Vermögende Paare rechnen sich arm : Scheidung auf Kosten des Steuerzahlers
Rund 70 Prozent aller Scheidungen in Deutschland werden inzwischen auf Kosten der Steuerzahler abgewickelt, erklärte der justizpolitische Sprecher der SPD-Bundestagsfraktion, Burkhard Lischka. Politiker und Richter kritisieren dabei eine ausufernde Verfahrenskostenhilfe vor allem bei Familienrechtsfragen.

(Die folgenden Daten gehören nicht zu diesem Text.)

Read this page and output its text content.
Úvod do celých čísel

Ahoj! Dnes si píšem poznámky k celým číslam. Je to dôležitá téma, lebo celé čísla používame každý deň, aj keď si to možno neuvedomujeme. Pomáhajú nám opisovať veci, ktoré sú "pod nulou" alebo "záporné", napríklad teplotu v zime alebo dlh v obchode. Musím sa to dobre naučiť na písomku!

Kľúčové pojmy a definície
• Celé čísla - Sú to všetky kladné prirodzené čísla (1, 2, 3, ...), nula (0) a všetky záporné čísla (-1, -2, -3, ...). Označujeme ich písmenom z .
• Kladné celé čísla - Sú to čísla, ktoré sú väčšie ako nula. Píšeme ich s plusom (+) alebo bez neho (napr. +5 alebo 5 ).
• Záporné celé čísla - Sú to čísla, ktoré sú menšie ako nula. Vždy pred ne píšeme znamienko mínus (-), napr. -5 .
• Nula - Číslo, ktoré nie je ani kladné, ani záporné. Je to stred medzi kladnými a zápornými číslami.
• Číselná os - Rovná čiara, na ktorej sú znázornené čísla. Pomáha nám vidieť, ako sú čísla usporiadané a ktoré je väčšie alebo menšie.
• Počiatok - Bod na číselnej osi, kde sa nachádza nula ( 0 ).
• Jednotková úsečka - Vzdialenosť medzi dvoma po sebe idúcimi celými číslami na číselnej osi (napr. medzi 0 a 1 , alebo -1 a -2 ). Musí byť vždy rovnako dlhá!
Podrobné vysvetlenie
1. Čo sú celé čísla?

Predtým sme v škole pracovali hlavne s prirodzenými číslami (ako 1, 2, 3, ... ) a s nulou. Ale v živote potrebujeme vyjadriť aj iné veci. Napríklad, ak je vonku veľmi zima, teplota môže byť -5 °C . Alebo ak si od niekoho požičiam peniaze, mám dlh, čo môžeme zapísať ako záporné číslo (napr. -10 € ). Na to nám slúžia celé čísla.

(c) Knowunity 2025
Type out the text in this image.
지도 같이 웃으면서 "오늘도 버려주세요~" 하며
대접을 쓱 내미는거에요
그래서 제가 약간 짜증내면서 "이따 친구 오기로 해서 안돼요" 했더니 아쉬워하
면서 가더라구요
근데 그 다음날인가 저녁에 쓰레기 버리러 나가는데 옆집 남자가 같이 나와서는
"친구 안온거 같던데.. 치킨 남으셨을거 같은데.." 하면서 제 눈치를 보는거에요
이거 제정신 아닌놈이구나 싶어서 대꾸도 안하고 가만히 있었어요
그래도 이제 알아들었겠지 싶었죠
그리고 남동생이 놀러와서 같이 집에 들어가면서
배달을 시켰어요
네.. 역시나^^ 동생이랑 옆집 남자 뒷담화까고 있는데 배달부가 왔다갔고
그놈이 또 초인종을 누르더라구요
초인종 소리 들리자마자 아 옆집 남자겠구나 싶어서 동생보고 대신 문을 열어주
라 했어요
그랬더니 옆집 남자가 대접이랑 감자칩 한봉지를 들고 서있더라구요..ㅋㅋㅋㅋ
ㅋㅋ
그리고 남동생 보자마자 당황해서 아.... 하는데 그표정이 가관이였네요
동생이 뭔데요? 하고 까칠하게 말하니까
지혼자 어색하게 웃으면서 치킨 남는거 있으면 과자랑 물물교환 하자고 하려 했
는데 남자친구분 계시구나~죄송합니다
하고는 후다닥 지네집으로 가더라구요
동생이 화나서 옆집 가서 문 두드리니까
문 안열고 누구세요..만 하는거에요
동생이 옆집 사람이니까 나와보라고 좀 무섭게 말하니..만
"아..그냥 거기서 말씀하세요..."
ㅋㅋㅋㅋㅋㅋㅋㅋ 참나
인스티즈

Der ursprüngliche Gedanke, durch finanzielle Unterstützung ärmeren Menschen zu ihrem Recht zu verhelfen, werde immer häufiger ausgehebelt. So können auf Grund der aktuellen Reglungen auch Paare mit hohem Einkommen zum Beispiel ihre Scheidungskosten vom Staat finanziert bekommen.
"Es ist sehr ungerecht, dass die Kassiererin beim Discounter mit ihren Steuern die Scheidung einer Zahnarztgattin quersubventioniert", so Burkhard Lischka.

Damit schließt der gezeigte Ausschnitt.